Il modello duale con gli azionisti da un lato (nel consiglio di sorveglianza) e i manager e amministratori dall’altro (consiglio di gestione) era stato studiato proprio per separare la proprietà dalla gestione al fine di garantire l’indipendenza e l’autonomia di Piazzetta Cuccia. D’altra parte la varietà degli azionisti e i più che concreti conflitti di interessi fra proprietari che spesso sono banche (come appunto Unicredit, l’azionista più rilevante di Mediobanca) e hanno attività troppo simili suggerivano la costruzione di questa barriera.
Geronzi però si è accorto presto che così, con questo modello duale che dava tanto potere ai manager, per lui rimanevano margini troppo esigui.
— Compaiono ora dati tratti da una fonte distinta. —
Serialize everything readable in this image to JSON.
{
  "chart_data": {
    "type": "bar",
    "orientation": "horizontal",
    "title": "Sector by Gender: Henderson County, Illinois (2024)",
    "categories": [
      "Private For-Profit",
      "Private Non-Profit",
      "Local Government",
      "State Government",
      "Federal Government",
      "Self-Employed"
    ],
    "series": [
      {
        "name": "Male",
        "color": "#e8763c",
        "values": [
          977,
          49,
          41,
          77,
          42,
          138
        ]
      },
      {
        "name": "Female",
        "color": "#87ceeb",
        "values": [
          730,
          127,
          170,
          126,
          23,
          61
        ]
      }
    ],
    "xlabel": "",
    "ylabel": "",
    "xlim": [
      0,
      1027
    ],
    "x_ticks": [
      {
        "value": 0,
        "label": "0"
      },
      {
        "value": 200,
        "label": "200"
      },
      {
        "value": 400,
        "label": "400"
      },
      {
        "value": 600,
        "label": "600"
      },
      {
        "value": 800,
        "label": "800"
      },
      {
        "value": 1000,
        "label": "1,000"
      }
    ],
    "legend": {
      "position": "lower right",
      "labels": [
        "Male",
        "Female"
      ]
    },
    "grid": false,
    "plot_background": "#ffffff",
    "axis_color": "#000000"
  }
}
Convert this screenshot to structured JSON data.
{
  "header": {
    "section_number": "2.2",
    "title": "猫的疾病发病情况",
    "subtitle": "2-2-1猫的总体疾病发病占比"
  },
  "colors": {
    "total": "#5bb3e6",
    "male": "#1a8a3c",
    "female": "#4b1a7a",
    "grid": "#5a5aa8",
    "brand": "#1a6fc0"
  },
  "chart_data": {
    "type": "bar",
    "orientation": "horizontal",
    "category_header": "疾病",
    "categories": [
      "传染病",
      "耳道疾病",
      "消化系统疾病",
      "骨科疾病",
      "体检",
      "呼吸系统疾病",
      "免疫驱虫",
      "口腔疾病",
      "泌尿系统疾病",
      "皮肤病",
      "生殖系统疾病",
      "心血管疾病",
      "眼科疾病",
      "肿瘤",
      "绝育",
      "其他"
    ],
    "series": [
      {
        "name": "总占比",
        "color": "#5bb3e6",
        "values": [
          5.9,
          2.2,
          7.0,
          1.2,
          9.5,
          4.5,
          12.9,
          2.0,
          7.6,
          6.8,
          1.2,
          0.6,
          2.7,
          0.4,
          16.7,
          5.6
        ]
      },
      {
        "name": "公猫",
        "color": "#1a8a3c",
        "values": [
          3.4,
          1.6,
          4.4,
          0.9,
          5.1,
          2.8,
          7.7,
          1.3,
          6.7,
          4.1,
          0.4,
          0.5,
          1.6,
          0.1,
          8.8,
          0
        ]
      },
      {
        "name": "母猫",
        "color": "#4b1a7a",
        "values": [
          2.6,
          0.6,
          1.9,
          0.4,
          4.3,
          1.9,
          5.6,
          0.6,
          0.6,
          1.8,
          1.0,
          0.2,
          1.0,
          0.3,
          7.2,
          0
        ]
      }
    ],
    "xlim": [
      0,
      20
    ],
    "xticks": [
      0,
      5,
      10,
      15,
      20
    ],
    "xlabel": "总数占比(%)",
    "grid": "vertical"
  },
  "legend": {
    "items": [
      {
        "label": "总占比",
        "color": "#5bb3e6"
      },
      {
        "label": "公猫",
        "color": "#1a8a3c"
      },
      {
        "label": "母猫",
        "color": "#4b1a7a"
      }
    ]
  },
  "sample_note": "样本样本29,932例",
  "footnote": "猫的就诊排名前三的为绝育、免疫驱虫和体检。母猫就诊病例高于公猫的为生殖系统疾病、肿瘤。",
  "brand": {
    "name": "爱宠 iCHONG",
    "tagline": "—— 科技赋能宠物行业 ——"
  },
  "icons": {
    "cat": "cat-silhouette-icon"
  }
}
A suggerire la costruzione di queste mura cinesi fra proprietà e gestione era stata anche la diffidenza di Intesa Sanpaolo (una banca dalla governance duale anch’essa) che temeva lo strapotere di Unicredit-Capitalia in Mediobanca e quindi nella sua più importante partecipazione Assicurazioni Generali, il colosso assicurativo che controlla una quota importante della stessa Intesa Sanpaolo.
Alessandro Profumo e Dietr Rampl, rispettivamente ad e presidente di Unicredit, sembravano d’accordo a trattare Mediobanca, il “salotto buono” della finanza italiana, come una partecipazione finanziaria affidata ai suoi manager, ma ecco che rispunta Geronzi e riesce a imporre una volta di più la sua visione. Ancora una volta nel Bel Paese il conflitto di interessi viene accantonato e si raggiungono nuove sorprendenti convergenze.
Dubbi notevoli rimangano sul tavolo. L’amicizia che si dice unisca Giovanni Bazoli, presidente di Intesa Sanpaolo, e Antoine Bernheim, presidente di Generali (e membro del consiglio di sorveglianza di Mediobanca), allo stesso Geronzi sarà una garanzia sufficiente a evitare colpi di mano di Unicredit su Mediobanca?
Sembra che ancora una volta vincano i nomi sul metodo, che la vecchia guardia riesca a creare nuovi insospettati equilibri. Geronzi ha rinunciato alla vicepresidenza di Generali, ma un colosso come Unicredit sembra ancora costretto a piegarsi alla sua volontà.
Il sospetto che viene, però, è anche un altro. Non sarà che la nuova avventura di Mediobanca nel retail (Che Banca!) sia risultata sgradita al suo presidente? Un’operazione come questa era infatti destinata ad accrescere i conflitti di interesse fra Unicredit e Mediobanca: una scissione o una crescita della distanza fra le due banche, per lui rappresentante di Unicredit tramite l’eredità Capitalia, rischiava di lasciarlo in mezzo al guado. Geronzi è riuscito così ancora una volta a far valere il suo ruolo. Con ogni probabilità a ottobre otterrà un maggiore potere a Piazzetta Cuccia e riuscirà ancora una volta a mantenersi solidamente al centro di opposti interessi.